NIECE OF JAWAHAR LAL NEHRU AND COUSIN OF INDIRA GANDHI – MRS JANAKI KUMARI ZUTSHKI, LIVED AND DIED IN LAHORE IN 1997.
My uncle used to speak of the Zutshki sisters, and their glamorous stay in Lahore, as well as attachment to artist M.A. Rahman Chughtai. But I had no pictorial image of them. Then I came across a scrap book of an Air Commodore, who used to be a student of Government College, Lahore, and in 2015, I wrote two blogs on them. Obviously, knowledge of past is revealed by chance or through memories of old citizens. I will give a link to the first blog at the end of this blog itself. But here we traverse new material.
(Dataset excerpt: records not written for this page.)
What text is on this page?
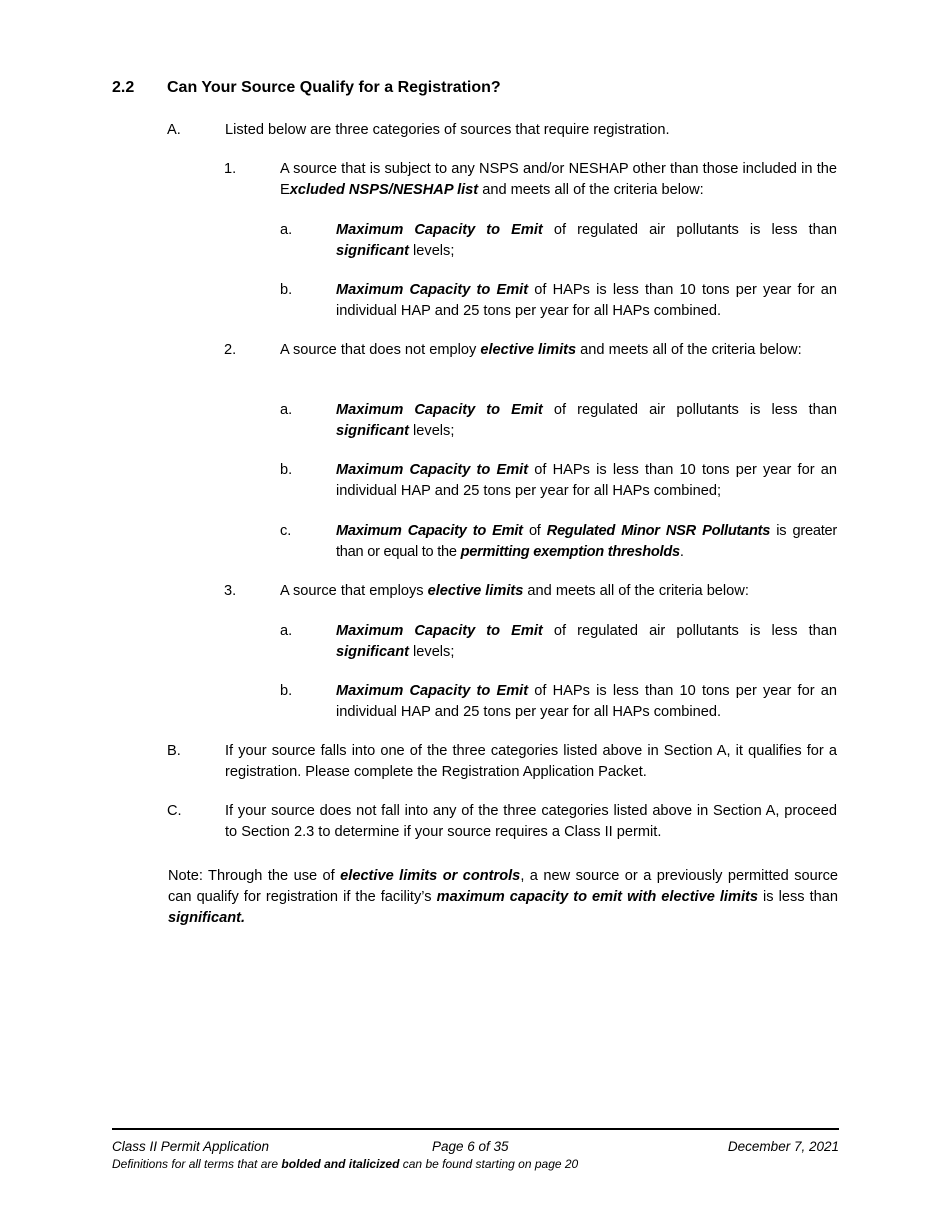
2.2 Can Your Source Qualify for a Registration?
A.	Listed below are three categories of sources that require registration.
1.	A source that is subject to any NSPS and/or NESHAP other than those included in the Excluded NSPS/NESHAP list and meets all of the criteria below:
a.	Maximum Capacity to Emit of regulated air pollutants is less than significant levels;
b.	Maximum Capacity to Emit of HAPs is less than 10 tons per year for an individual HAP and 25 tons per year for all HAPs combined.
2.	A source that does not employ elective limits and meets all of the criteria below:
a.	Maximum Capacity to Emit of regulated air pollutants is less than significant levels;
b.	Maximum Capacity to Emit of HAPs is less than 10 tons per year for an individual HAP and 25 tons per year for all HAPs combined;
c.	Maximum Capacity to Emit of Regulated Minor NSR Pollutants is greater than or equal to the permitting exemption thresholds.
3.	A source that employs elective limits and meets all of the criteria below:
a.	Maximum Capacity to Emit of regulated air pollutants is less than significant levels;
b.	Maximum Capacity to Emit of HAPs is less than 10 tons per year for an individual HAP and 25 tons per year for all HAPs combined.
B.	If your source falls into one of the three categories listed above in Section A, it qualifies for a registration. Please complete the Registration Application Packet.
C.	If your source does not fall into any of the three categories listed above in Section A, proceed to Section 2.3 to determine if your source requires a Class II permit.
Note: Through the use of elective limits or controls, a new source or a previously permitted source can qualify for registration if the facility’s maximum capacity to emit with elective limits is less than significant.
Class II Permit Application	Page 6 of 35	December 7, 2021
Definitions for all terms that are bolded and italicized can be found starting on page 20
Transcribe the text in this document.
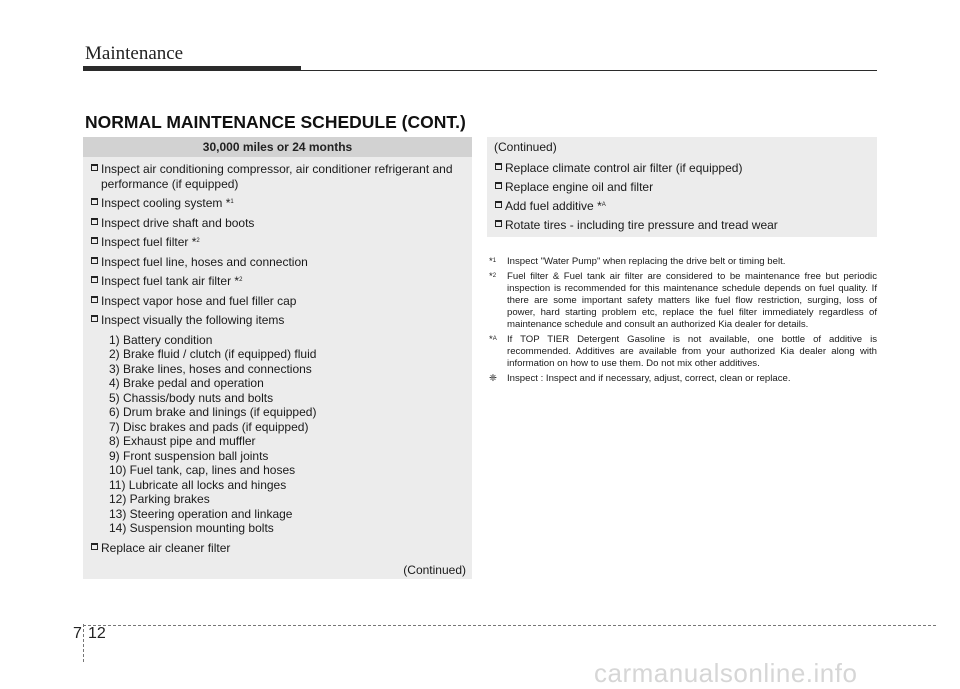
Maintenance
NORMAL MAINTENANCE SCHEDULE (CONT.)
30,000 miles or 24 months
Inspect air conditioning compressor, air conditioner refrigerant and performance (if equipped)
Inspect cooling system *$^1$
Inspect drive shaft and boots
Inspect fuel filter *$^2$
Inspect fuel line, hoses and connection
Inspect fuel tank air filter *$^2$
Inspect vapor hose and fuel filler cap
Inspect visually the following items
1) Battery condition
2) Brake fluid / clutch (if equipped) fluid
3) Brake lines, hoses and connections
4) Brake pedal and operation
5) Chassis/body nuts and bolts
6) Drum brake and linings (if equipped)
7) Disc brakes and pads (if equipped)
8) Exhaust pipe and muffler
9) Front suspension ball joints
10) Fuel tank, cap, lines and hoses
11) Lubricate all locks and hinges
12) Parking brakes
13) Steering operation and linkage
14) Suspension mounting bolts
Replace air cleaner filter
(Continued)
(Continued)
Replace climate control air filter (if equipped)
Replace engine oil and filter
Add fuel additive *$^A$
Rotate tires - including tire pressure and tread wear
*$^1$ Inspect "Water Pump" when replacing the drive belt or timing belt.
*$^2$ Fuel filter & Fuel tank air filter are considered to be maintenance free but periodic inspection is recommended for this maintenance schedule depends on fuel quality. If there are some important safety matters like fuel flow restriction, surging, loss of power, hard starting problem etc, replace the fuel filter immediately regardless of maintenance schedule and consult an authorized Kia dealer for details.
*$^A$ If TOP TIER Detergent Gasoline is not available, one bottle of additive is recommended. Additives are available from your authorized Kia dealer along with information on how to use them. Do not mix other additives.
❈ Inspect : Inspect and if necessary, adjust, correct, clean or replace.
7 12
carmanualsonline.info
Goulding road in Lahore, is a small road, looking like a lane itself. It is probably named after Colonel H.R. Goulding, who wrote a book on Lahore itself. At one end is the religious center of the Bhai faith, of which few hundred Bhais actually live in Lahore even today. Of Iranian origin, they worship their prophet Bahaullah of Persia. People used to visit our museum from Goulding road itself, and some of them, even gave me a booklet of the Bhai faith, as I recall today. The house of ICS officer, Dr Jalil Asghar was in this lane, and he fell in love with Janaki Kumari and she fell in love with him. The other Zutshki sisters left Lahore long ago, and got married in India. However, Janaki Kumari married a Muslim boy and moved to Pakistan in 1952. Some say it was a happy married life based on love, others say there was friction between the two people. Families of both were unhappy with the choices made by their children. But Jalil Asghar left his property in the name of his wife, as they had no children. After the death of Jalil Asghar, the lady was in financial trouble and had to sell her house. But she was allowed to retain two rooms in the house without any charges. Last reports tell us that there were two old ladies in those rooms, Janaki and her trusted maid. It is also reported that the iconic banker Agha Hassan Abidi supported the lady financially. Not much is known, but there are at least two interviews of the lady published in press. One in the 1980s in Urdu newspaper, Pakistan. In the other, she herself recalls:
In an interview a few months before her death, a bed ridden Janaki recalled: “My grandmother and Moti Lal Nehru were siblings. Indira was my cousin. I lost touch with her after my marriage. Her behaviour was different then the rest of the family. She genuinely welcomed me and was extremely happy to see me when I went to attend her son’s wedding.”
The lady was involved in a lot of social work, and her services were recognized by those in power. President Ayub Khan decorated her with an award of Sitara-e- Khidmat. Today leaders do not have even time to listen to the laments of the past, when they cannot handle laments of today.